Verschiedene: Die Gartenlaube (1879) | |
|
No. 19. | 1879. |
Illustrirtes Familienblatt. – Begründet von Ernst Keil 1853.
Wöchentlich 1 ½ bis 2 Bogen. Vierteljährlich 1 Mark 60 Pfennig· – In Heften à 50 Pfennig.
„O ja,“ antwortete Lucile, „den Fürsten Konsky sehen wir tagtäglich bei uns; das heißt bei Mama – denn der Papa lebt in Petersburg. La grand’ mère hält große Stücke auf ihn, weil er so vornehm ist und unseren Empfangsabenden Lustre giebt. Aber der Mama geht es wie mir: sie macht sich nicht viel aus ihm – er ist so alt und so geckenhaft, wissen Sie. Mich füttert er wie ein Baby mit Confitüren, und die Mama erstickt er stets am Morgen nach der Vorstellung förmlich mit Blumen –“
„Wann?!“ fragte die Baronin, als höre sie nicht recht.
„Mein Gott – nach der Vorstellung! Ach so – Sie wissen nicht? – Ist Ihnen denn mein Name nicht aufgefallen?“ rief Lucile naiv belustigt. „Oder waren Sie nie in Berlin?“
„Da bin ich gewesen.“
„Nun, dann ist es undenkbar, daß Sie Mama nicht kennen sollten. Die berühmte erste Tänzerin, Manon Fournier –“
„So?!“ schnitt die junge Frau lakonisch die lebhafte Rede ab und rollte ihre Arbeit zusammen. „Ich besuche sehr selten das Theater,“ fügte sie gedehnt und trocken hinzu – eine leichte Röthe war in ihre Wangen getreten, und ihre Augen vermieden es, die Sprechende anzusehen. Sie stand auf und ging nach dem bereits hergerichteten Theetisch, der inmitten des Zimmers unter der Ampel stand und mit seinem eleganten Geschirr in dem niederfließenden Licht blitzte und flimmerte.
„Himmel, wie lang!“ sagte Lucile’s weitgeöffneter, erstaunter Blick, mit welchem sie die lautlos dahingleitende, schmale Gestalt verfolgte. Das bequeme, staubfarbene Hauskleid schlotterte über der flachen Büste und dem stark vorgeneigten Rücken und fiel als lange Schleppe weich auf den Teppich. Aber trotz ihrer häßlich langen Arme, ihrer nachlässig müden Haltung waltete die junge Frau doch mit vornehmer Grazie am Theetisch. Sie entzündete den Spiritus unter der silbernen Maschine, musterte mit kritischem Blick die Tassen, die aufgestellt waren, und maß von peinlicher Sorgfalt die Theeportion ab. Kein Blick fiel mehr auf das junge Mädchen, das, mit der versöhnten Minka spielend, dennoch aufmerksam das Thun und Walten der jungen Frau beobachtete.
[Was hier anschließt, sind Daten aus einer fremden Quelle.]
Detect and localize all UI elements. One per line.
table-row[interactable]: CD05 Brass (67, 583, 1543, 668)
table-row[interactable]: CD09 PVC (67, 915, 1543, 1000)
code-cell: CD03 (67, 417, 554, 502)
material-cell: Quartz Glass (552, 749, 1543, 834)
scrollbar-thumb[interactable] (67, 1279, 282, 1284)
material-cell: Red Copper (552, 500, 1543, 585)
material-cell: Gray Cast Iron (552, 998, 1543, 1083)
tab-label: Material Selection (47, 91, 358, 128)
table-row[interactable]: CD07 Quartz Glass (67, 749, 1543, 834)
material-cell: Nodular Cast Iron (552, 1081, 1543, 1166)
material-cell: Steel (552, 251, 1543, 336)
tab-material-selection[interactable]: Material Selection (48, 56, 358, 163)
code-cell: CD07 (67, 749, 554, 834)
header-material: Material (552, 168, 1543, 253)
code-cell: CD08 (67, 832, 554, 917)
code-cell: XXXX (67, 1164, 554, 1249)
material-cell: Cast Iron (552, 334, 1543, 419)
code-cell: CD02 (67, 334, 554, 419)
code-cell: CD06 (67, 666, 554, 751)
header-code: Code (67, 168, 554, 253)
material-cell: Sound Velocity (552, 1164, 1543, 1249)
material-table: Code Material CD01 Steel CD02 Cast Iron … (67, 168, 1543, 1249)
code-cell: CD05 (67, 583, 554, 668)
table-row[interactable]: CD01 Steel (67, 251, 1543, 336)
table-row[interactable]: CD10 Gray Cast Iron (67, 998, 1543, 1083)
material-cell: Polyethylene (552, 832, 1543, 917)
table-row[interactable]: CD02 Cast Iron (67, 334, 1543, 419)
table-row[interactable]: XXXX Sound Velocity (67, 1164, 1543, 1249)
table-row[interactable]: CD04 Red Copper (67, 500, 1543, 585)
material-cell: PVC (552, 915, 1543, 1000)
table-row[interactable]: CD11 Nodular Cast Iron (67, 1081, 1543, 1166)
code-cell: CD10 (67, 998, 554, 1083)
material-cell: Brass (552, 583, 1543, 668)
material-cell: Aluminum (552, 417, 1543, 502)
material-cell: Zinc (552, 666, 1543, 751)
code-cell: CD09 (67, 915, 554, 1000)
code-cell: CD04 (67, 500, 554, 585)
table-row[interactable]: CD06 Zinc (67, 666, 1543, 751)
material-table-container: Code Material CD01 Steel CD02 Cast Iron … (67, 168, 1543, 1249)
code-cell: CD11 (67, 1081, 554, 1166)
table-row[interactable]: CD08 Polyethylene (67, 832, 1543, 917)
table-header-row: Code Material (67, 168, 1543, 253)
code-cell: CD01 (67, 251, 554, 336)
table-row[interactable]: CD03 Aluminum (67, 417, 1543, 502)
„Zu Hause ist das mein Amt,“ plauderte sie. „Alle Welt lobt meinen Thee; nur Baron Schilling hat mir immer das Leben schwer gemacht – er ist der penibelste Theetrinker, den ich kenne.“
Jetzt fuhr der gesenkte blonde Kopf wie mit einem Ruck empor – es war, als spanne sich jeder Muskel dieser scheinbar apathischen Frau in athemlosem Aufhorchen „Mein Mann ist im Hause Ihrer Mutter aus- und eingegangen?“
„O, sehr viel! Wissen Sie das nicht? Felix sagte immer, er mache als Maler seine Studien in Mamas Salon. Wir sehen sehr viele hübsche und interessante Frauen bei uns. Er hat ja auch die Mama gemalt –“
„Er hat die Tänzerin Fournier gemalt, sagen Sie?“
Dem jungen Mädchen ging plötzlich ein Licht auf. Die Frau dort sprach mit einer Stimme, als koche es in ihrer eingesunkenen Brust – und mit welcher schneidenden Mißachtung sie die „Tänzerin Fournier“ betonte! Dabei klirrte das Geschirr unter ihren lebendig gewordenen, überschlanken Händen, als solle es sammt und sonders im nächsten Augenblicke auf den Boden rollen..... Wie, diese lange, häßliche Person unterstand sich auch noch, eifersüchtig zu sein? Wie die meisten gefeierten, schönen jungen Mädchen, war Lucile erbittert gegen die Unschönen, die sich anmaßten, gleichberechtigt zu sein. Ihre großen Augen schillerten plötzlich im entschiedensten Grün – das Sprühteufelchen der Bosheit glühte darin auf. Sie erhob sich, strich lächelnd ihr Kleid glatt und trat dem Theetisch um einige Schritte näher, eine Bewegung, welche die Baronin sofort in ihre krankhaft gebeugte und doch so unnahbare Haltung zurücksinken machte.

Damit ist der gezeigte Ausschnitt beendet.